Red Chris is likely to be followed by Seabridge Gold’s Kerr-Sulpherets-Mitchell (KSM) mine, in the Unuk River headwaters, which will be one of the world’s largest open-pit copper and gold mines. KSM has received federal and provincial approval and is tying up funding for the $5.3-billion project while obtaining permits. The mine is expected to employ more than 1,000 people for 50 years.
The transmission line is also bringing power to the Tahltan community of Iskut, whose 350 residents previously relied on diesel, and to the $725-million, 195-megawatt AltaGas Forrest Kerr run-of-river independent power project.
AltaGas contributed $180-million of the cost and Imperial Metals contributed $69 million of the $209 million cost to build the Iskut extension. BC Hydro then purchased the extension for about $52 million.
Davis charges that the environmental insensitivities of Imperial Metals were revealed during the extension’s construction when the company clearcut to the edge of the scenic Stewart-Cassiar Highway, instead of leaving a buffer zone of trees as shown in the original plans.
Cutting trees adjacent to the highway is allowed and the company had all necessary permits, according to the ministry.
“As much as possible, the cutting is contained within the right-of-way of the highway to reduce impact to the visual quality of the surrounding landscape. In some instances, due to geotechnical and safety concerns (i.e. slope stability,) the power lines are located away from the highway,” said the ministry spokesman.
The Iskut project enabled the province to obtain $130 million from the federal Green Infrastructure Fund. But, according to Davis, that is something that should make taxpayers uneasy when they look at the bill of almost $400,000 per resident and he questions labelling the project as green when, during construction, the equivalent of 14,000 logging truckloads of wood were burned.

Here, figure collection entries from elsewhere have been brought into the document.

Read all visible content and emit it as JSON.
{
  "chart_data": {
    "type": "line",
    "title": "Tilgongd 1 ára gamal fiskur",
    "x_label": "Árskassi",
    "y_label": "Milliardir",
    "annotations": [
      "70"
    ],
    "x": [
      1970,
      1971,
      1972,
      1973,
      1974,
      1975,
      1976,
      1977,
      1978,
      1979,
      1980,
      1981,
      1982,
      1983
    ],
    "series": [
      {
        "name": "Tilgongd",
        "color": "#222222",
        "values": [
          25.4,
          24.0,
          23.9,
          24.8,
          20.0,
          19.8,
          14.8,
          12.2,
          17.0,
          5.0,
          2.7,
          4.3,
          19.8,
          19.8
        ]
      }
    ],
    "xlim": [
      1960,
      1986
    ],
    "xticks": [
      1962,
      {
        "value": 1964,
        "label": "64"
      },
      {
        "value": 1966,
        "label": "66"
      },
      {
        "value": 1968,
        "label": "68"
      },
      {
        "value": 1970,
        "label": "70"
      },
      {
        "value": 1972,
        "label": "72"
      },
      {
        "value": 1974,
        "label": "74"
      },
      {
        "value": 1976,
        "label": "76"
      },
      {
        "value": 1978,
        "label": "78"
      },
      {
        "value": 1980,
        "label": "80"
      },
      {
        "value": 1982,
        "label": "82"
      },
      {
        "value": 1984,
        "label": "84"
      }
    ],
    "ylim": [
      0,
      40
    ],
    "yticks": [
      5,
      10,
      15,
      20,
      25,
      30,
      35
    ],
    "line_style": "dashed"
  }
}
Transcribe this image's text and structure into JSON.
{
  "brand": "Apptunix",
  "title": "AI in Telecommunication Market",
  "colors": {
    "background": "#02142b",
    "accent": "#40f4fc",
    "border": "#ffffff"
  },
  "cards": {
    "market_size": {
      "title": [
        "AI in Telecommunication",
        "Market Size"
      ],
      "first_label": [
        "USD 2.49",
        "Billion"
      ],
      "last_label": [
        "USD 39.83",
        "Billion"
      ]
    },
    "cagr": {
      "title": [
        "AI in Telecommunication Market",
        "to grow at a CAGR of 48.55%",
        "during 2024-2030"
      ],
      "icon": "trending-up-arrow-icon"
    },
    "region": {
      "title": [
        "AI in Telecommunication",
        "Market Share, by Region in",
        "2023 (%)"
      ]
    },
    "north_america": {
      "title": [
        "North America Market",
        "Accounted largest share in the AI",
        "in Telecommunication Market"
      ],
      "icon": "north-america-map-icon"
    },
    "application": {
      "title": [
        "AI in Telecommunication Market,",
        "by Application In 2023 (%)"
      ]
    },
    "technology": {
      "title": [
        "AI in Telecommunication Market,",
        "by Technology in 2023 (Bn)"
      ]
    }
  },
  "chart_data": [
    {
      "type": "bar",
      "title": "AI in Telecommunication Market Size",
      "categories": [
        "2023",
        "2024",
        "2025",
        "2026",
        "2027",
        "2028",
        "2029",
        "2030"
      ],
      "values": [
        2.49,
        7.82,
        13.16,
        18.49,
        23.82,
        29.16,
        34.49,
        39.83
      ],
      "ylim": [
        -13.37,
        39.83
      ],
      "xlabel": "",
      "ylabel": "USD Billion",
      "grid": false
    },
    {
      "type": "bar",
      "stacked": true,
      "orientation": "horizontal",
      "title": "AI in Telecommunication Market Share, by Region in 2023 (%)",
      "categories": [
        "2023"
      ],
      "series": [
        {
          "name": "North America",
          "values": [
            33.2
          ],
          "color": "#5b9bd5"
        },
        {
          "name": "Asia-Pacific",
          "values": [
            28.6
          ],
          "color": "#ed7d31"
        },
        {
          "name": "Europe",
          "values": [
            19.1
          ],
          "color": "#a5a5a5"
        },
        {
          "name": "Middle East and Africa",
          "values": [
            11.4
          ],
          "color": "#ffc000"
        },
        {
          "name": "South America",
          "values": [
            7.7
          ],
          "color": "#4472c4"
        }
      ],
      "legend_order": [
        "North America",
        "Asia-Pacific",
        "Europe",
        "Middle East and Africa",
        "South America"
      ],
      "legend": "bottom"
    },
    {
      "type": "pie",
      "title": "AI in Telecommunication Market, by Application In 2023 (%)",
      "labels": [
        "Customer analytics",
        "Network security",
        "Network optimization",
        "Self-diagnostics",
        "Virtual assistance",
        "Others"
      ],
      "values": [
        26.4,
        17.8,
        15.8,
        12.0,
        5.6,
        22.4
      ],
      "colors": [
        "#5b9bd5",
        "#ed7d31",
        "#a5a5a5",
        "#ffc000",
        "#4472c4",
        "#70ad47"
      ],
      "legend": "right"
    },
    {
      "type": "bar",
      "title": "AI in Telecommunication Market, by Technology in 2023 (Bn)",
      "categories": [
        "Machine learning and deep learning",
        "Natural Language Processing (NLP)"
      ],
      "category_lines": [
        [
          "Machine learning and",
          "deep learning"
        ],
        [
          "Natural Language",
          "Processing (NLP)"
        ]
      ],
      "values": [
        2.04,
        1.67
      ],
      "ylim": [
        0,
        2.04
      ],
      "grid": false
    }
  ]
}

BC Hydro has said the timber was burned because it was marginal and the long distance to roads and markets made selling it uneconomical.
A Mining Association of B.C. study estimates the transmission line will attract $15-billion in mining investment, 10,000 jobs and $300 million in annual tax revenue.
However, energy economics expert Marvin Shaffer, adjunct professor at Simon Fraser University, would like British Columbians to look carefully at those figures, especially as the province decided to go ahead with the project without a B.C. Utilities Commission review.
“The rate policy in B.C. effectively subsidizes new mines and this was a line that was heavily subsidized,” he said.
Metal mines require large amounts of electricity. The standard industrial rate charged in B.C. is $40 to $50 per megawatt hour, but the draw on power means more power sources are needed and producing electricity from new sources, such as the Site C dam, will cost about $90 per megawatt hour, Shaffer said.
“An individual mine will consume up to 10 per cent of the output of Site C and the price doesn’t cover even half the cost of a new supply,” he said.
“The government argues that it is economic development, so then you have to ask: what are the benefits in subsidizing mining developments?”
Many of the jobs are likely to go to people living outside the province, Shaffer said.
“There might be some stimulus, but it’s not as if it’s going to be employing a lot of British Columbians who would otherwise be unemployed,” he said.